Добавить в цитаты Настройки чтения

Страница 3 из 18



Не мог сюда не захаживать великий провокатор Евно Азеф, поскольку подрывателей основ, боевиков и теоретиков ниспровержения тут было видимо-невидимо. Здесь кричали-спорили и составляли манифесты художники-дадаисты. Они жарко обсуждали наступившую в начале века абсолютную свободу творчества, его полную раскрепощенность, необходимость в нем анархии и детского лепета. Время густо пахло озоном преображения мира, и как раз об этом говорили, собираясь, все тогдашние художники – поэтому, быть может, их любили слушать будущие костоломы века.

В этом кафе Ленин неоднократно сиживал с кружкой пива и даже играл в шахматы с поэтом-дадаистом Тристаном Тцара.

Интересно: вспоминал ли, скажем, Цвейг впоследствии, что он сидел возле творца кошмарного, но, безусловно, звездного часа человечества?

Хорошо мне было в стенах кафе «Одеон». И я окинул взглядом посетителей. Кто из них прославит это место своим сегодняшним присутствием? Но никого такого не нашел. Все были респектабельны, благополучны и в нормальном состоянии ума. Во всяком случае – наружно. Так ведь оно было и тогда, сообразил я. И выпил еще рюмку виски за процветание этого дивного места.

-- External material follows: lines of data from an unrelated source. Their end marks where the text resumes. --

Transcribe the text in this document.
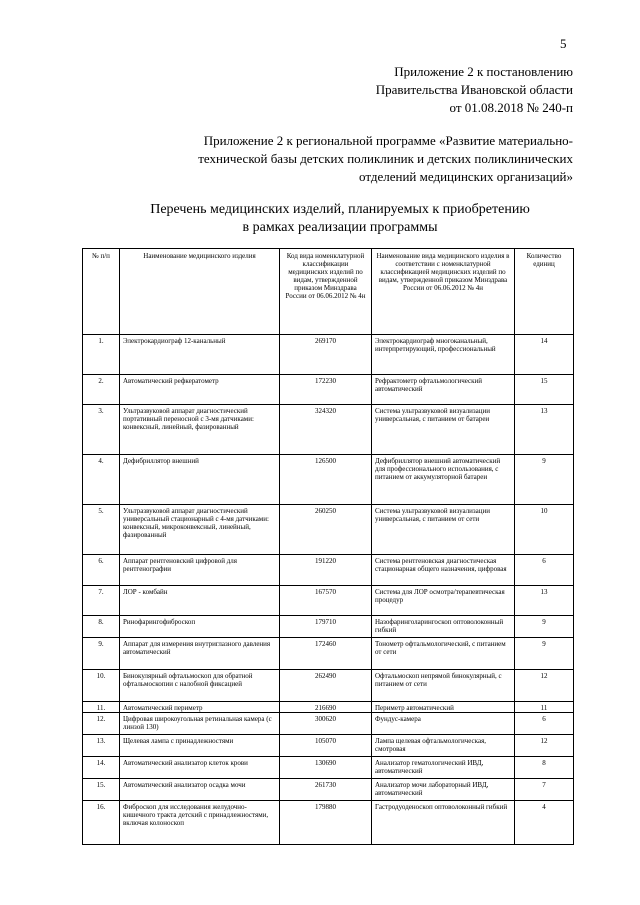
5
Приложение 2 к постановлению
Правительства Ивановской области
от 01.08.2018 № 240-п
Приложение 2 к региональной программе «Развитие материально-
технической базы детских поликлиник и детских поликлинических
отделений медицинских организаций»
Перечень медицинских изделий, планируемых к приобретению
в рамках реализации программы
№ п/п	Наименование медицинского изделия	Код вида номенклатурной классификации медицинских изделий по видам, утвержденной приказом Минздрава России от 06.06.2012 № 4н	Наименование вида медицинского изделия в соответствии с номенклатурной классификацией медицинских изделий по видам, утвержденной приказом Минздрава России от 06.06.2012 № 4н	Количество единиц
1.	Электрокардиограф 12-канальный	269170	Электрокардиограф многоканальный, интерпретирующий, профессиональный	14
2.	Автоматический рефкератометр	172230	Рефрактометр офтальмологический автоматический	15
3.	Ультразвуковой аппарат диагностический портативный переносной с 3-мя датчиками: конвексный, линейный, фазированный	324320	Система ультразвуковой визуализации универсальная, с питанием от батареи	13
4.	Дефибриллятор внешний	126500	Дефибриллятор внешний автоматический для профессионального использования, с питанием от аккумуляторной батареи	9
5.	Ультразвуковой аппарат диагностический универсальный стационарный с 4-мя датчиками: конвексный, микроконвексный, линейный, фазированный	260250	Система ультразвуковой визуализации универсальная, с питанием от сети	10
6.	Аппарат рентгеновский цифровой для рентгенографии	191220	Система рентгеновская диагностическая стационарная общего назначения, цифровая	6
7.	ЛОР - комбайн	167570	Система для ЛОР осмотра/терапевтическая процедур	13
8.	Ринофарингофиброскоп	179710	Назофаринголарингоскоп оптоволоконный гибкий	9
9.	Аппарат для измерения внутриглазного давления автоматический	172460	Тонометр офтальмологический, с питанием от сети	9
10.	Бинокулярный офтальмоскоп для обратной офтальмоскопии с налобной фиксацией	262490	Офтальмоскоп непрямой бинокулярный, с питанием от сети	12
11.	Автоматический периметр	216690	Периметр автоматический	11
12.	Цифровая широкоугольная ретинальная камера (с линзой 130)	300620	Фундус-камера	6
13.	Щелевая лампа с принадлежностями	105070	Лампа щелевая офтальмологическая, смотровая	12
14.	Автоматический анализатор клеток крови	130690	Анализатор гематологический ИВД, автоматический	8
15.	Автоматический анализатор осадка мочи	261730	Анализатор мочи лабораторный ИВД, автоматический	7
16.	Фиброскоп для исследования желудочно-кишечного тракта детский с принадлежностями, включая колоноскоп	179880	Гастродуоденоскоп оптоволоконный гибкий	4
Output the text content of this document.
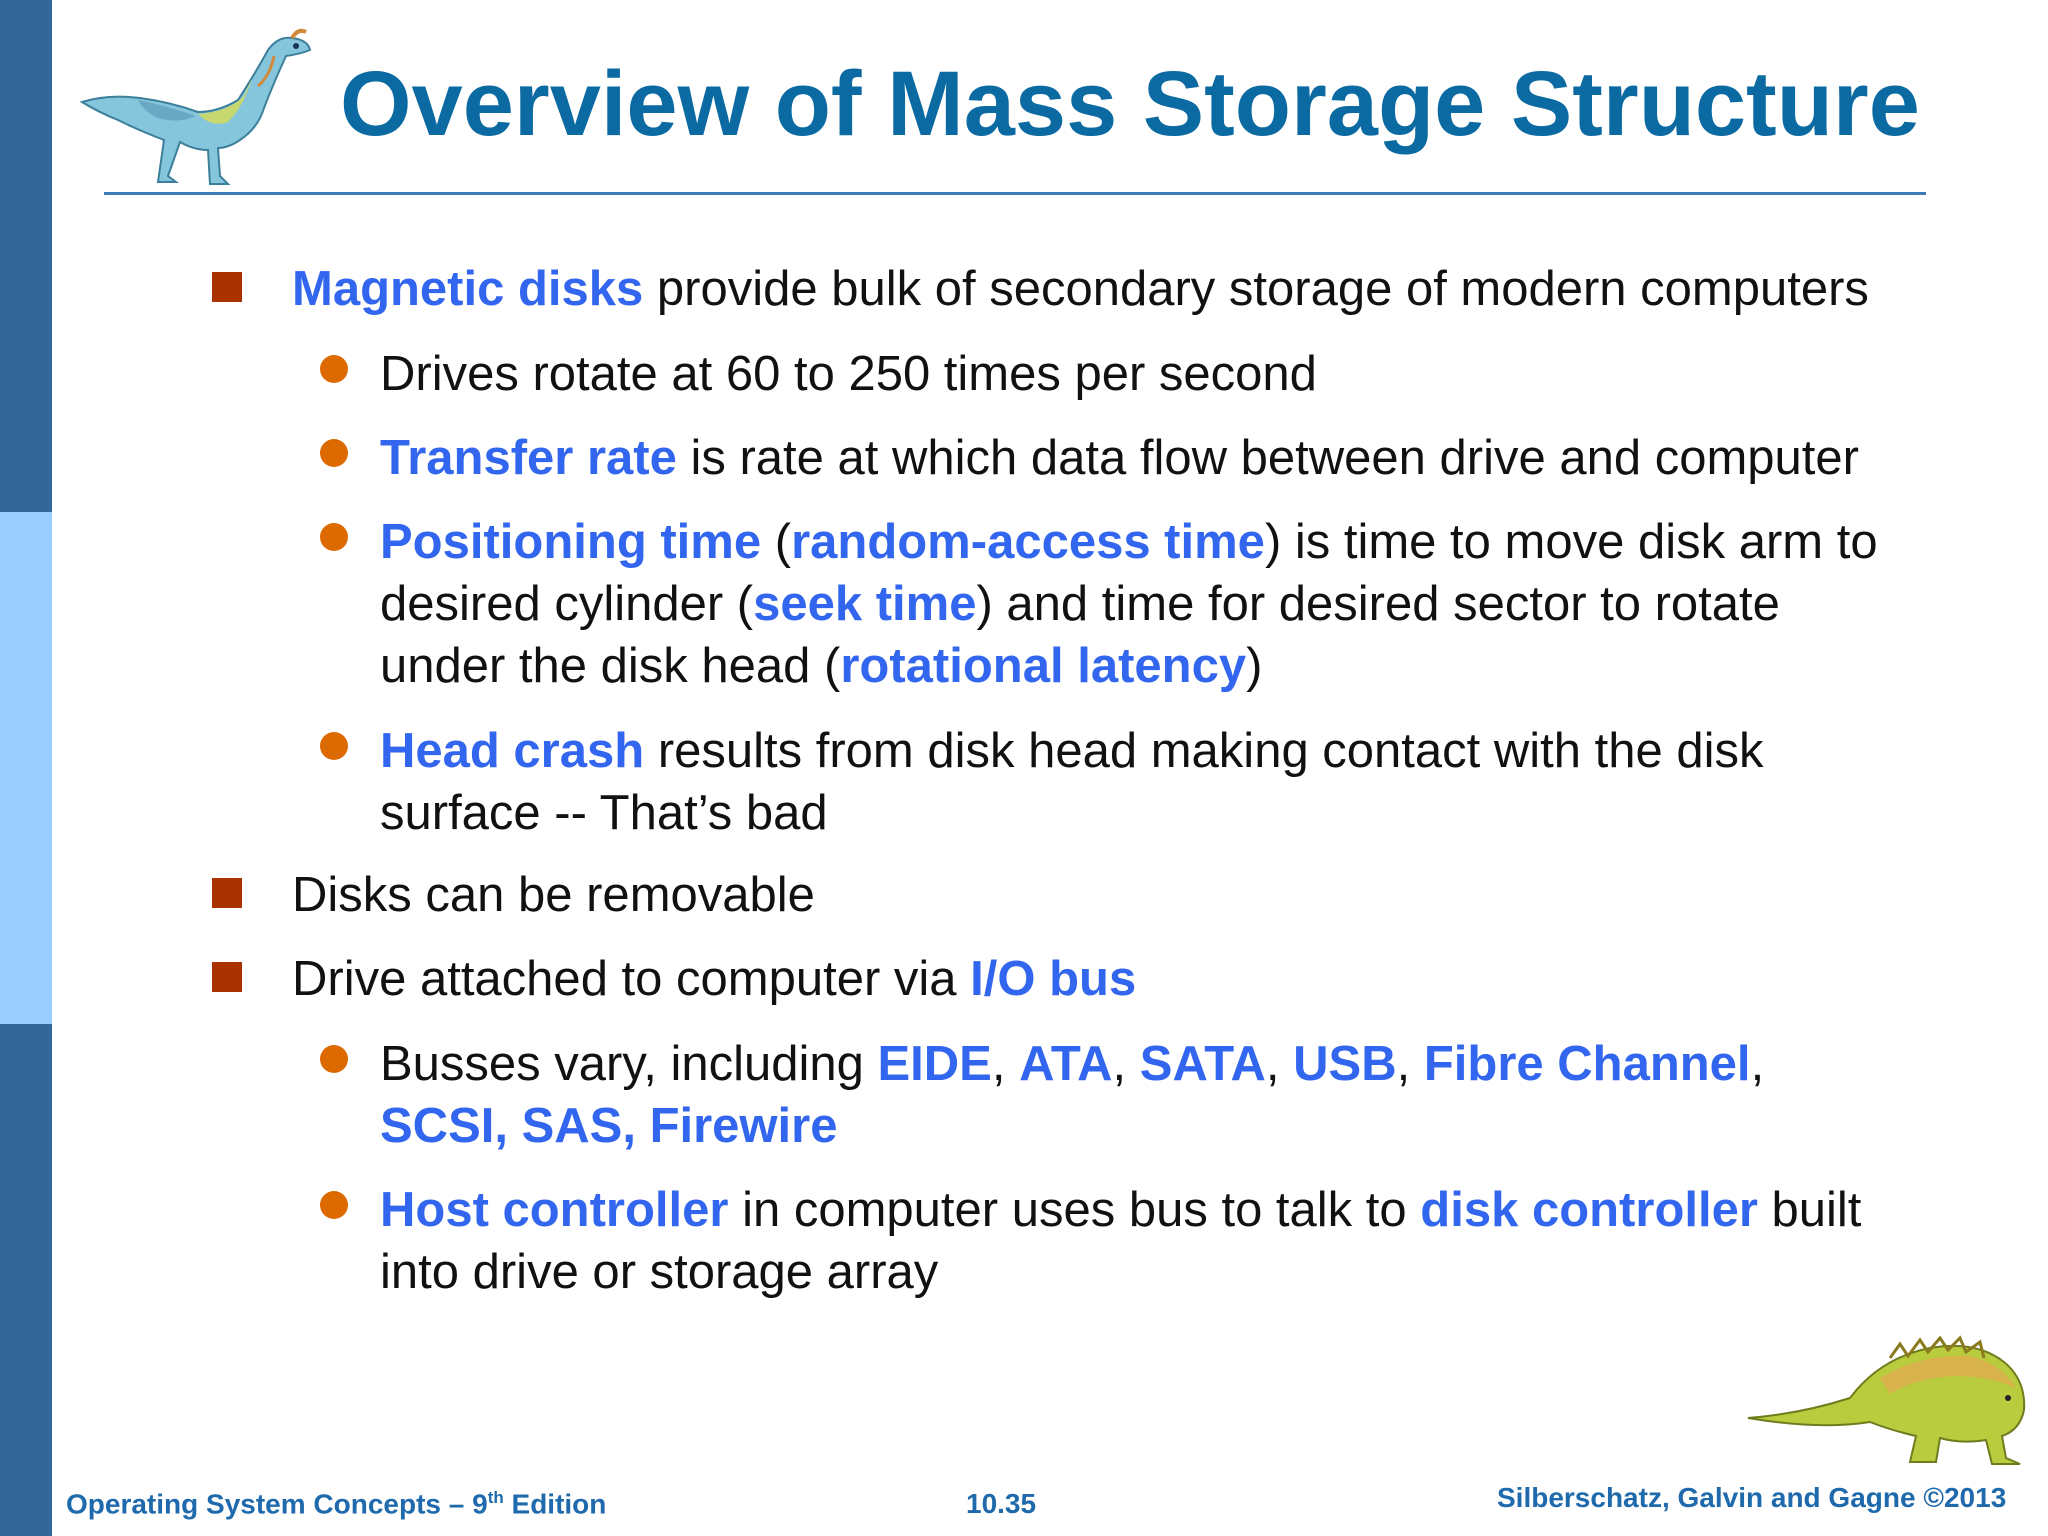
Overview of Mass Storage Structure
Magnetic disks provide bulk of secondary storage of modern computers
Drives rotate at 60 to 250 times per second
Transfer rate is rate at which data flow between drive and computer
Positioning time (random-access time) is time to move disk arm to
desired cylinder (seek time) and time for desired sector to rotate
under the disk head (rotational latency)
Head crash results from disk head making contact with the disk
surface -- That’s bad
Disks can be removable
Drive attached to computer via I/O bus
Busses vary, including EIDE, ATA, SATA, USB, Fibre Channel,
SCSI, SAS, Firewire
Host controller in computer uses bus to talk to disk controller built
into drive or storage array
Operating System Concepts – 9th Edition	10.35	Silberschatz, Galvin and Gagne ©2013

Больше в Цюрихе меня уже ничто не восхищало. И по дому пастора Лафатера, знаменитого физиогномиста, я скользнул пресыщенным взглядом, слушая вполуха, что сюда общаться с ним приезжали Николай Карамзин и Павел I.

Здесь когда-то жил великий педагог и просветитель Иоганн Песталоцци, только я учителей боюсь и не люблю еще со школы. И на склоне лет во мне нисколько не остыло это двойственное чувство.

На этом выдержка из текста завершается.